The Strait of Hormuz carries about a quarter of the world’s seaborne oil transportation, as well as large volumes of liquefied natural gas and fertilizers. Since the start of military actions by the U.S. and Israel, shipping through the strait has nearly come to a halt, with hundreds of ships stranded at anchor, and global oil prices soaring to their highest levels since 2022.
According to CCTV News, Trump stated on March 11 that the U.S. is in a “favorable position” in the war against Iran and will focus on the situation in the Strait of Hormuz.
Trump also said that the U.S. knows where Iran’s “secret organizations” are and that they are being closely monitored. Earlier this week, in an interview, Trump mentioned the Strait of Hormuz, saying he is “considering occupying it.”
It is worth noting that Trump has recently stated multiple times that the U.S. is prepared to provide naval escort when necessary to restore regular shipping through this critical waterway.
However, according to sources familiar with the matter, since the start of hostilities with Iran, the U.S. Navy has almost daily refused shipping industry requests for military escort in the Strait of Hormuz, citing the high risk of attacks.
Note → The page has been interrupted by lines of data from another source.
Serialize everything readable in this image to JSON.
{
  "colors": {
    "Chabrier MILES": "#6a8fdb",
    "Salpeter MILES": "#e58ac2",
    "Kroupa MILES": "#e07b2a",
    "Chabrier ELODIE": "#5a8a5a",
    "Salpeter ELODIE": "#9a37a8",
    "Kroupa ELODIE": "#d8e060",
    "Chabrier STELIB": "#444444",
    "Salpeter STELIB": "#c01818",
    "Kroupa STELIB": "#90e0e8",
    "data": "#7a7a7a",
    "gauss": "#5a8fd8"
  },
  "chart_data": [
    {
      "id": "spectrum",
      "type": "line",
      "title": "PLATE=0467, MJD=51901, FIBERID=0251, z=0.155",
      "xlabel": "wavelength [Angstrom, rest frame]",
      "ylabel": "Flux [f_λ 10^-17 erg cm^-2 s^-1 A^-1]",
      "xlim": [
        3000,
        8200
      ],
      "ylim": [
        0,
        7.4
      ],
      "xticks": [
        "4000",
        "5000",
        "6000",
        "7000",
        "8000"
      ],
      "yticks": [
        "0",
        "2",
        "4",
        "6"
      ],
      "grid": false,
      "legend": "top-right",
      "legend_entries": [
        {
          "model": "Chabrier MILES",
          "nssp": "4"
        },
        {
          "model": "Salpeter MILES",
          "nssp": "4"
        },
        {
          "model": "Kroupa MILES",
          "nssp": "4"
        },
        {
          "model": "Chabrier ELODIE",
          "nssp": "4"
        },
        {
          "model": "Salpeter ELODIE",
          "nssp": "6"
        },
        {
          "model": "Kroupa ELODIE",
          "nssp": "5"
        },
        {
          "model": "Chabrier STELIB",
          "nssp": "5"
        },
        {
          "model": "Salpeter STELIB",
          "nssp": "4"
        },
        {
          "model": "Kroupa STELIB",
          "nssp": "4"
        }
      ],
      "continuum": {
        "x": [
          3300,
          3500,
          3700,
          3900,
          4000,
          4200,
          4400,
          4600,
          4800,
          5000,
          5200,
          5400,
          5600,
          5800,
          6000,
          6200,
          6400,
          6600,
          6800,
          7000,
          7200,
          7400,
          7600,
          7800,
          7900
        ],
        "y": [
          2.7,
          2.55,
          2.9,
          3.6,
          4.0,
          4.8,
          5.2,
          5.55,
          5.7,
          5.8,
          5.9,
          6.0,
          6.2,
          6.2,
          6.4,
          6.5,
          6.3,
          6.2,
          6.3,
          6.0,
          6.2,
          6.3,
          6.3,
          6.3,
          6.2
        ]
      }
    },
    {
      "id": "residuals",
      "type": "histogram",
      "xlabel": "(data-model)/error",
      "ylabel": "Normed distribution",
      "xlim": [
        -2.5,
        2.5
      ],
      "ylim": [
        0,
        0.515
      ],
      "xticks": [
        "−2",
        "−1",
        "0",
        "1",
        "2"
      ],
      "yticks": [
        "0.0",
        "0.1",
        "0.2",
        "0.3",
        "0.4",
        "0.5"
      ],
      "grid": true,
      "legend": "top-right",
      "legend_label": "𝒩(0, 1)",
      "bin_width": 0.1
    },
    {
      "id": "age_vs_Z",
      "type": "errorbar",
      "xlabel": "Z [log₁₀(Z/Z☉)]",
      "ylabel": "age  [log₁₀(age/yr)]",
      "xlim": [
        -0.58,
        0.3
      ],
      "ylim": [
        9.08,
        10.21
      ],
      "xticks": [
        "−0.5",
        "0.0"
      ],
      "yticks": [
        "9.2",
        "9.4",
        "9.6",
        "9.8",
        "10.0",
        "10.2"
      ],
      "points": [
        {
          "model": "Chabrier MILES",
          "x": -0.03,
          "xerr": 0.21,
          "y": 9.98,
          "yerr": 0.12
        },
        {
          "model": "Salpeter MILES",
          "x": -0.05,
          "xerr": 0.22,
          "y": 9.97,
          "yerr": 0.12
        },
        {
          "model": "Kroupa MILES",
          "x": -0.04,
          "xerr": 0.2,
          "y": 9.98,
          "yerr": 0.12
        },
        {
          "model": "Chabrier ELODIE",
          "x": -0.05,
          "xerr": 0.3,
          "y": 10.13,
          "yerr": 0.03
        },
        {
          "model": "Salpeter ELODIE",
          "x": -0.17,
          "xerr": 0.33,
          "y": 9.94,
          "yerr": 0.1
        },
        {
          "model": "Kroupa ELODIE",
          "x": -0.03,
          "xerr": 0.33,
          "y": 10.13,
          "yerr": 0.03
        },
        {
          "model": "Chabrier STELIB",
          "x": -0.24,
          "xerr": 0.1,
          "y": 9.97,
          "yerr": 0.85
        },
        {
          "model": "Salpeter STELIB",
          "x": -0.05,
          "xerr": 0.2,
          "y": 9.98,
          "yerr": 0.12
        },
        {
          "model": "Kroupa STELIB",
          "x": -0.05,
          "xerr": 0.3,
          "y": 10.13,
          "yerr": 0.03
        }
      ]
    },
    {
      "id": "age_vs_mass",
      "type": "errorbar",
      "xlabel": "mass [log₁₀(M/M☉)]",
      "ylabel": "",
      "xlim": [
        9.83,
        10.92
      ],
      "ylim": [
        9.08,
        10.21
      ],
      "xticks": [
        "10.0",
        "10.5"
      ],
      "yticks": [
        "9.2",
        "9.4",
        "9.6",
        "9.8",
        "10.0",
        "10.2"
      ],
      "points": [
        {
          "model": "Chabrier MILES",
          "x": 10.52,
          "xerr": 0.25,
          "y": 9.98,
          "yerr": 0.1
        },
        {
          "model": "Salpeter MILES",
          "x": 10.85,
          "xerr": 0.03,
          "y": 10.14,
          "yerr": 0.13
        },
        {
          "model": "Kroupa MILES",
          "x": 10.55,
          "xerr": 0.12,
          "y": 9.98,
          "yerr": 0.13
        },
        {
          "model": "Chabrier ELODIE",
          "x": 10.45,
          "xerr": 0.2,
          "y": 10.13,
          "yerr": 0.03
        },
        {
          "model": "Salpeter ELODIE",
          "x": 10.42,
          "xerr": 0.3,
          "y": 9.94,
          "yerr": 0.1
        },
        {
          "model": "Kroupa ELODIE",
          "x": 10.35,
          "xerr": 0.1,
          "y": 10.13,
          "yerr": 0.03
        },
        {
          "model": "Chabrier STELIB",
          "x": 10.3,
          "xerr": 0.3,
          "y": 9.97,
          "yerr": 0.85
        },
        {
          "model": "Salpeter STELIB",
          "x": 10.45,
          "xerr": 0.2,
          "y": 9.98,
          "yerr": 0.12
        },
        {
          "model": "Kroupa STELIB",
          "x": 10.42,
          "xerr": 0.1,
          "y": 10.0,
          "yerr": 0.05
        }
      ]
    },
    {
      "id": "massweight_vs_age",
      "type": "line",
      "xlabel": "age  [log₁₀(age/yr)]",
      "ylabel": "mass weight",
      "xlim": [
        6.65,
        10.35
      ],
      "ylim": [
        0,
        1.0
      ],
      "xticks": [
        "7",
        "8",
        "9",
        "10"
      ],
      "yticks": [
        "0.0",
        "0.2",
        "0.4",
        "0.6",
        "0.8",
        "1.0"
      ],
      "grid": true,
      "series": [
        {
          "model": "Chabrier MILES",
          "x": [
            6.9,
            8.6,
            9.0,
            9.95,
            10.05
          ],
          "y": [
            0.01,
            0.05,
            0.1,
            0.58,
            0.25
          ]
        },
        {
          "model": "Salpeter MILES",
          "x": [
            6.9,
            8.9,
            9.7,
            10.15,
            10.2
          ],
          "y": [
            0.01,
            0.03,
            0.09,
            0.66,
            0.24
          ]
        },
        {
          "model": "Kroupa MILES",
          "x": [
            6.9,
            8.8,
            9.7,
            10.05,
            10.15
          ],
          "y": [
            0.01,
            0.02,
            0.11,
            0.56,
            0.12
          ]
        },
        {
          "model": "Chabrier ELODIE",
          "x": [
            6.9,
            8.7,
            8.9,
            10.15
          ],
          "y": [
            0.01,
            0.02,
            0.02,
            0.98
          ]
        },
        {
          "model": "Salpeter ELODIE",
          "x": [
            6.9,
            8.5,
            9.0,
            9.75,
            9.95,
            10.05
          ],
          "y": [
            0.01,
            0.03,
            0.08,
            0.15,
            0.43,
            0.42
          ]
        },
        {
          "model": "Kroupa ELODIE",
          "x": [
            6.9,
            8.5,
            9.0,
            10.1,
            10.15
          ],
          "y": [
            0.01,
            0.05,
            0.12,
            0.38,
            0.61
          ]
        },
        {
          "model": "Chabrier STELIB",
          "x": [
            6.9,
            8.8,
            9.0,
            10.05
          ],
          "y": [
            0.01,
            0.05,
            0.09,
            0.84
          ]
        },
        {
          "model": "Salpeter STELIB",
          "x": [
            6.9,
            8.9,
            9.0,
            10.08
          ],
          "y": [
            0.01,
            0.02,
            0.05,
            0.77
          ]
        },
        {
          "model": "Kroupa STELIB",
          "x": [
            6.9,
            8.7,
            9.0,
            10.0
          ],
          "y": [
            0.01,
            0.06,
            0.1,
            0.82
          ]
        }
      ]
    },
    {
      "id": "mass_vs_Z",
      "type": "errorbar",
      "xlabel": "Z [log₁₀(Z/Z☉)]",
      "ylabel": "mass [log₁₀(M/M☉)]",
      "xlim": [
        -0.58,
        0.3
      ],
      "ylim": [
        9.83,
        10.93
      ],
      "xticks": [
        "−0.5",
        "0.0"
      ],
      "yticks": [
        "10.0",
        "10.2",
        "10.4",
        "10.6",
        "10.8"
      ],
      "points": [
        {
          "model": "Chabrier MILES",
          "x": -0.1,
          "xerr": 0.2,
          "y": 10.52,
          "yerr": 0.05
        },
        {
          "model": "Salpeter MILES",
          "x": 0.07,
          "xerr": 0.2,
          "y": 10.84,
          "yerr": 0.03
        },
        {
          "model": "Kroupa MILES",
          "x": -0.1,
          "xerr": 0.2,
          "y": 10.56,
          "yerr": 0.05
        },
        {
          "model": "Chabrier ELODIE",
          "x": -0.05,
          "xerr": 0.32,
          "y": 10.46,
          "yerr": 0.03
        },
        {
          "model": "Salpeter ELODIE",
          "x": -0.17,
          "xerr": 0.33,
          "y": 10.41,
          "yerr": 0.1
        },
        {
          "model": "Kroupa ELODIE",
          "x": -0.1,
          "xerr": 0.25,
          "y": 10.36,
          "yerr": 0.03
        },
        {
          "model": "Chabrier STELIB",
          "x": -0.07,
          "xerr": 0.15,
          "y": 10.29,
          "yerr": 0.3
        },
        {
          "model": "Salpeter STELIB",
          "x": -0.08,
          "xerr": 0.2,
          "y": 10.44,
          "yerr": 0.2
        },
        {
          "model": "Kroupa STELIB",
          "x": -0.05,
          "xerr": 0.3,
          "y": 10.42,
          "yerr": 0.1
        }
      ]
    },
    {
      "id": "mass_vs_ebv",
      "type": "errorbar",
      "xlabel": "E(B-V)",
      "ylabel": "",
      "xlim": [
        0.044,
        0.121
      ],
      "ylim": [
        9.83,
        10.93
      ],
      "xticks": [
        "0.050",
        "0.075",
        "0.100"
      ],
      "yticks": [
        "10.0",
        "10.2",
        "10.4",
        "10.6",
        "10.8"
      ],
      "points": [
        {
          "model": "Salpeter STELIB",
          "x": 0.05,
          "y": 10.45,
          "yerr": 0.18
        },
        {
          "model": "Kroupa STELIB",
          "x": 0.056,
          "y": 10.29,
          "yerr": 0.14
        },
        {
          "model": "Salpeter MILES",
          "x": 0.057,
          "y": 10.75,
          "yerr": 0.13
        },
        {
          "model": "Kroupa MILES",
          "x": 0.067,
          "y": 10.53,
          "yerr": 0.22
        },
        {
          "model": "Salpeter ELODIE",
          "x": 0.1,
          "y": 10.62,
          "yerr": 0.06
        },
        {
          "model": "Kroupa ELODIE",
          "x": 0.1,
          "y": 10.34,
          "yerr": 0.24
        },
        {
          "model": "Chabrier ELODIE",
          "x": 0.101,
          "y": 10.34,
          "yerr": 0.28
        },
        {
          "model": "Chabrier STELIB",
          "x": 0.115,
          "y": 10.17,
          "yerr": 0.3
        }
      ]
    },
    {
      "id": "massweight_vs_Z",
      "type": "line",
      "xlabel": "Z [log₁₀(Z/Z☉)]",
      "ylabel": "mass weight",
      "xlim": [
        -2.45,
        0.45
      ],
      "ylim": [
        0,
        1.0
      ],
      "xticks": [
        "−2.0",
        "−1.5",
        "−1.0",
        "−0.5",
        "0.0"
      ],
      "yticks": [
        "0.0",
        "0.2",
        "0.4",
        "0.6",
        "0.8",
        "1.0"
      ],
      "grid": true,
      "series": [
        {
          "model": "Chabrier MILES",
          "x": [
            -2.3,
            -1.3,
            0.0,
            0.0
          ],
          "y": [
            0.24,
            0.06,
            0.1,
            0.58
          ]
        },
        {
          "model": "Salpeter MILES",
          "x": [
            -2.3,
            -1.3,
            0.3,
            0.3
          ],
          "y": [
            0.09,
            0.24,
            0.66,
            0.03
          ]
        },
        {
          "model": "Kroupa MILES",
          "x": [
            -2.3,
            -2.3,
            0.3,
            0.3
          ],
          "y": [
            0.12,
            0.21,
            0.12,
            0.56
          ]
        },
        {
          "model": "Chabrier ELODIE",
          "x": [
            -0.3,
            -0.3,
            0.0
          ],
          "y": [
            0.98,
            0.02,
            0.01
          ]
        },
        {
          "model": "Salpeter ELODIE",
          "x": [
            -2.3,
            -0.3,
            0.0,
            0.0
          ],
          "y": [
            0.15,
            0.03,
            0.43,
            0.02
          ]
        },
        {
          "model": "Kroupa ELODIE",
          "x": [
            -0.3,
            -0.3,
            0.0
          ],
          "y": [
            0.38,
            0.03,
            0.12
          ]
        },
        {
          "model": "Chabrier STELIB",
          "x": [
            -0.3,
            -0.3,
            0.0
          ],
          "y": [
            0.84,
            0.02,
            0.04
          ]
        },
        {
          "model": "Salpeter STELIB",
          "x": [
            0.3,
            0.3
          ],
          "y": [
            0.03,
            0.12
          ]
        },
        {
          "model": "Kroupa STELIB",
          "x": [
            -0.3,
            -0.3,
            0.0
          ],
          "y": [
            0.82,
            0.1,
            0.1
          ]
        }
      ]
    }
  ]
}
Three shipping industry sources, who wished to remain anonymous, said that the U.S. Navy has been holding daily briefings with shipping and oil industry colleagues, during which they stated that they are currently unable to provide escort. They added that the Navy’s assessment in Tuesday’s briefing remains unchanged—that escorting is only possible if the attack risk decreases.
Goldman Sachs issues urgent warning
The security challenges in the Strait of Hormuz continue to escalate.
Maritime security experts and analysts point out that even forming an international coalition will face significant challenges, as Iran has the capability to lay mines and deploy inexpensive attack drones. Adel Bakawan, director of the Middle East and North Africa Research Institute, said, “Whether it’s France, the U.S., an international coalition, or any other force, ensuring the safety of the Strait of Hormuz is beyond their capacity.”
As a result, international oil prices continue to strengthen. On March 12, during the Asian trading session, Brent crude futures briefly surpassed $100 per barrel. As of 15:20 Beijing time, WTI crude futures rose by 4.58%, to $91.23 per barrel; Brent crude futures increased by 4.81%, to $96.41 per barrel.
Goldman Sachs significantly raised its fourth-quarter oil price forecast in its latest report, citing that the duration of the disruption in oil flow through the Strait of Hormuz is expected to be longer than previously assumed. This adjustment implies that if the Middle East situation worsens further, oil prices could break the 2008 record high.
Analysts Daan Struyven and others at Goldman Sachs raised their fourth-quarter Brent crude forecast from $66 to $71 per barrel, and WTI from $62 to $67 per barrel.
Goldman Sachs pointed out that if the flow remains disrupted into late March, oil prices are likely to trend upward “until the market is confident that a prolonged interruption is unlikely.” The bank also warned that if the flow remains under pressure throughout March, daily oil prices could surpass the 2008 peak levels.
The core basis for these revised forecasts is a reassessment of the duration of the flow disruption in the Strait of Hormuz. Goldman Sachs adjusted its baseline assumption from a 10% reduction in flow for 10 days to a 21-day period, followed by a gradual recovery over 30 days.
The report outlined two scenarios with different price estimates: in a 30-day disruption, the average Q4 Brent crude price is expected to be $76 per barrel, and WTI $72; if the disruption extends to 60 days, Brent could rise to $93, and WTI to $89 per barrel.
While Goldman Sachs acknowledges that oil prices face risks on both sides, its report states that the risk balance “leans upward.” Under the current uncertain flow conditions, market expectations about the duration of the disruption will be a key factor in short-term price movements. The statement suggests that investors should prepare for higher energy prices.